五章 逃亡

 ルシアとジェズアルドが、グーディメル製薬研究所とやらの所長達を捕らえてから、二日が経った。特にニュースになったり、新聞の一面を飾るようなことは無かったが。

 ルシアに仕事を頼んだ依頼人は大層ご満悦だそうで、報酬を予定よりも奮発してくれたらしい。二人はそれを受け取る為に、一時間程前に出掛けて行った。何やら少しは仲が良くなったようで何よりだ。

 まあ、自分は相変わらず留守番の身なのだが。


「つーまーんーなーいー!」


 気儘にギターを掻き鳴らしながら、愚痴を吐く。柔らかいながらも、妙に刺々しい音色に蝙蝠がキイキイとご機嫌に歌う。吸血鬼失踪事件は解決したというのに、この蝙蝠は二度と雑誌を運ぼうとはしなかった。

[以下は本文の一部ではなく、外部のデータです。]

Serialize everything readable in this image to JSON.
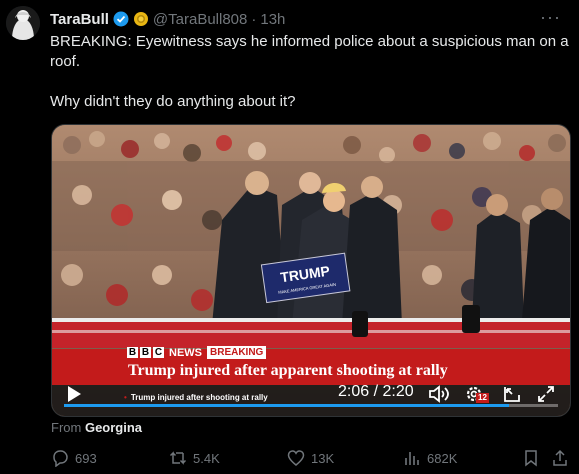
{
  "tweet": {
    "author_name": "TaraBull",
    "handle": "@TaraBull808",
    "separator": "·",
    "time": "13h",
    "more_label": "···",
    "text": "BREAKING: Eyewitness says he informed police about a suspicious man on a roof.\n\nWhy didn't they do anything about it?"
  },
  "video": {
    "bbc_letters": [
      "B",
      "B",
      "C"
    ],
    "news_label": "NEWS",
    "breaking_label": "BREAKING",
    "headline": "Trump injured after apparent shooting at rally",
    "ticker": "Trump injured after shooting at rally",
    "sign_main": "TRUMP",
    "sign_small": "MAKE AMERICA GREAT AGAIN",
    "time_display": "2:06 / 2:20",
    "progress": 0.9,
    "quality_badge": "12"
  },
  "attribution": {
    "from_label": "From",
    "from_name": "Georgina"
  },
  "actions": {
    "replies": "693",
    "reposts": "5.4K",
    "likes": "13K",
    "views": "682K"
  },
  "colors": {
    "accent": "#1d9bf0",
    "verified": "#1d9bf0",
    "gold_badge": "#e8b613",
    "bbc_red": "#c31b1b"
  },
  "icons": [
    "verified-badge-icon",
    "gold-badge-icon",
    "more-icon",
    "play-icon",
    "volume-icon",
    "settings-icon",
    "pip-icon",
    "fullscreen-icon",
    "reply-icon",
    "repost-icon",
    "like-icon",
    "views-icon",
    "bookmark-icon",
    "share-icon"
  ]
}
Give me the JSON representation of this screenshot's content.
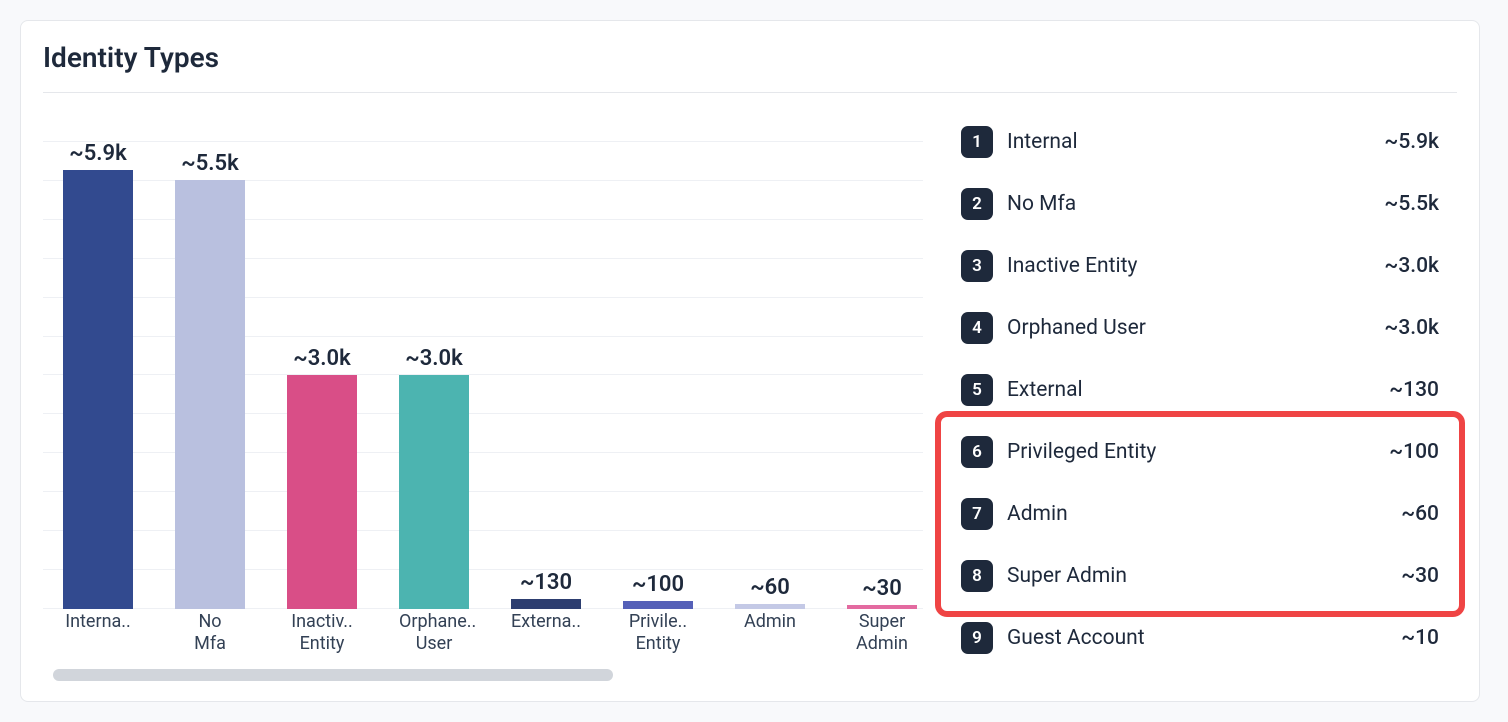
{
  "title": "Identity Types",
  "chart_data": {
    "type": "bar",
    "title": "Identity Types",
    "xlabel": "",
    "ylabel": "",
    "ylim": [
      0,
      6000
    ],
    "categories": [
      "Internal",
      "No Mfa",
      "Inactive Entity",
      "Orphaned User",
      "External",
      "Privileged Entity",
      "Admin",
      "Super Admin"
    ],
    "values": [
      5900,
      5500,
      3000,
      3000,
      130,
      100,
      60,
      30
    ],
    "display_values": [
      "~5.9k",
      "~5.5k",
      "~3.0k",
      "~3.0k",
      "~130",
      "~100",
      "~60",
      "~30"
    ],
    "display_labels": [
      "Interna..",
      "No\nMfa",
      "Inactiv..\nEntity",
      "Orphane..\nUser",
      "Externa..",
      "Privile..\nEntity",
      "Admin",
      "Super\nAdmin"
    ],
    "colors": [
      "#324a8f",
      "#b9c0df",
      "#d94e87",
      "#4cb4b0",
      "#2d3e70",
      "#5560b8",
      "#c4c9e6",
      "#e36aa0"
    ]
  },
  "list": [
    {
      "rank": "1",
      "label": "Internal",
      "value": "~5.9k"
    },
    {
      "rank": "2",
      "label": "No Mfa",
      "value": "~5.5k"
    },
    {
      "rank": "3",
      "label": "Inactive Entity",
      "value": "~3.0k"
    },
    {
      "rank": "4",
      "label": "Orphaned User",
      "value": "~3.0k"
    },
    {
      "rank": "5",
      "label": "External",
      "value": "~130"
    },
    {
      "rank": "6",
      "label": "Privileged Entity",
      "value": "~100"
    },
    {
      "rank": "7",
      "label": "Admin",
      "value": "~60"
    },
    {
      "rank": "8",
      "label": "Super Admin",
      "value": "~30"
    },
    {
      "rank": "9",
      "label": "Guest Account",
      "value": "~10"
    }
  ],
  "highlight": {
    "start_index": 5,
    "end_index": 7
  }
}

 ジェズアルドが言うには、捕らえられていた吸血鬼はほぼ死亡してしまったらしい。雑誌を運ぼうにも、受け取り手が居なくなったからだろう。今では完全に、ただの愛玩動物になってしまった。

 これは、面倒を見てやるしかない。ルシアは既に口説き落としてあるので、今は小さな友人の名前をゆっくりじっくりと考え中だ。


「あー……そういえば、ジェズは明日中にこの国を出るって言ってたな」


 出掛ける前に、ジェズアルドが言っていた言葉を思い出す。この国で吸血鬼は目立ち過ぎるので、明日には出国する予定だそうだ。ルシアもまた、貰うものを貰ったらここを引き払うと決めたらしい。

 何でもこの国にはアルジェントの支配下になっている為、いつ自分達の存在に気が付かれるかわからないから。自分としてもアルジェントの人間に捕まるのはゴメンだし、ルシアが決めたことに異論など無いのだが。


「……ジェズと別れるのは、寂しいな」


 ギターを弾くのを止めて、嘆息する。ジェズアルドは自分達を――ルシアは凄まじく鬱陶しがっているが――とても可愛がってくれている。だが、彼はずっと一緒に居てくれるわけじゃない。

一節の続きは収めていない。